Dax sits at the table, turns off his tablet, and sticks it inside his knapsack, which sits on one of the chairs. He gestures for me to take a seat across from him. Instead, I sit on Simon’s polished countertop and let Brim climb back onto my shoulders. She purrs contentedly next to my ear.
“I know that the Key was more than the instrument that locked and unlocked the main gates of the Underrealm. I know that it was Hades’s Kronolithe—the thing that granted him his immortality—and without it, the Sky God was able to kill him. I know that the Key was stolen by the Great Traitor, and because of its loss, we Underlords have been locked inside the Underrealm, godless, for centuries. And this brought an end to the Thousand-Year War between our ancestors and the Skylords.”
“All true,” Dax says. “Except the war isn’t over; it’s just at a stalemate, as far as many in the Court are concerned. Why do you think they train us to be warriors? It’s because they hope to restart the war someday. Someday soon, if there’s any credence to the rumors I’ve heard.”
“But how is that even possible? Only a few of us can pass through Persephone’s Gate at a time. And only once every six months. How can the Court wage a war without an army?”
“What if they could open the main gates again?”
“But they would need the Key for that.”
“Exactly,” Dax says. “And to find the Key, they need the Cypher.”
“Daphne? But she’s just some mortal girl. How could she help the Court get a Key that has been lost for millennia?”
I can feel my heart racing and energy pulsing through my veins. The Oracle had said that the fate of the Underrealm rests on my shoulders, but part of me had tried to dismiss her words as hyperbole.

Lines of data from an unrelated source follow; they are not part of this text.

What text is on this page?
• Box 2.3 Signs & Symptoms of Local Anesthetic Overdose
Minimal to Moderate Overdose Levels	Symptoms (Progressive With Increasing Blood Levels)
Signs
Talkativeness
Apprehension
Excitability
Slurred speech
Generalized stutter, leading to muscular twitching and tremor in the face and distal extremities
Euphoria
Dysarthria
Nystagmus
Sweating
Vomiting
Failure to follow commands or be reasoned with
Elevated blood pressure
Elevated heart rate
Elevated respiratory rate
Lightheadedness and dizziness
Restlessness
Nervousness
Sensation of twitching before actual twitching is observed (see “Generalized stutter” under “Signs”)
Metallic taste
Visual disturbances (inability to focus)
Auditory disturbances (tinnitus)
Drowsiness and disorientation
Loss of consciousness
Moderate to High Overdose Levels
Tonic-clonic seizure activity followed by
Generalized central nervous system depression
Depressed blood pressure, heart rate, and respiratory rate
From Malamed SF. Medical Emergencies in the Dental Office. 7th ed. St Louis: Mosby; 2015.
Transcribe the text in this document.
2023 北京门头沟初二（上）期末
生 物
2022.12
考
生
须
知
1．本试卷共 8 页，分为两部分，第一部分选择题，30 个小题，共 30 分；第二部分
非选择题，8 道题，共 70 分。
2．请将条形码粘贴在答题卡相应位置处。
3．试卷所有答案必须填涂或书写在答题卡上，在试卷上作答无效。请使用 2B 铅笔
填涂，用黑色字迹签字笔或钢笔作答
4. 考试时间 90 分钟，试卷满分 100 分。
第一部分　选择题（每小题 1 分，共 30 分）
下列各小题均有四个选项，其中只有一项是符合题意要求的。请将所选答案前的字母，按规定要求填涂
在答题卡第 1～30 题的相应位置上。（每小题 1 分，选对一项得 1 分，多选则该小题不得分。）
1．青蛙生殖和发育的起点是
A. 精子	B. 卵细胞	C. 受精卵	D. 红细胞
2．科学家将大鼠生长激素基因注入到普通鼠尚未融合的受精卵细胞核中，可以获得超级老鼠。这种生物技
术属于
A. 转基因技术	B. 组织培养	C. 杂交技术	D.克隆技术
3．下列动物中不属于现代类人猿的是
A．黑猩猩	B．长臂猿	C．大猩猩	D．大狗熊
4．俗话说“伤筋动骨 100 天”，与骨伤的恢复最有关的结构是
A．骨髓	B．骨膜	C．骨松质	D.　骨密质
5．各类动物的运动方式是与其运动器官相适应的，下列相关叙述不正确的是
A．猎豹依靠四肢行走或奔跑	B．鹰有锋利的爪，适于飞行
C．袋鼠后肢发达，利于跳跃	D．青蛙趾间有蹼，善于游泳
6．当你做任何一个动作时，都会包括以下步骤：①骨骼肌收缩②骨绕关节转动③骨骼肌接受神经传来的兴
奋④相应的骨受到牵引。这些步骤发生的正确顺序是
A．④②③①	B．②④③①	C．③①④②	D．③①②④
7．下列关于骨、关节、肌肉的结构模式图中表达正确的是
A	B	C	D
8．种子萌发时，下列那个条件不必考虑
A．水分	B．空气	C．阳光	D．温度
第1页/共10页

Had I truly been Chosen for such an important assignment? Could I really have the means to help restore the Key of Hades to the Underrealm? I can only imagine the kind of glory and honor that would accompany such a victory, if Dax’s speculations about the Cypher are correct. Had I truly been Chosen by the Fates to accomplish the greatest task that any Champion had ever been entrusted with?
But that is the thing; I hadn’t been entrusted with anything. The Court hadn’t told me any of this vital information. As far as I am concerned, I have been sent to the Overrealm blind—thinking I am merely to bring back another Boon for the harem. I had to find out this information from a servant. Is that because they have so little trust in me that they think I will fail if I have any clue of what an important task is before me?
“How do you even know all this?” I ask Dax.
“There are benefits to being treated with as little regard as furniture,” he says. “Many in the Court have a tendency to say too much when servants are around, because they do not care that we exist. What I have told you is what I have pieced together from snippets of conversations and the rumors that circulate among the servants. I can tell you that in the last three years or so, your father has made many journeys to consult the Oracle of Elysium, but it was only now that the Oracle agreed the time is right for obtaining the Cypher.”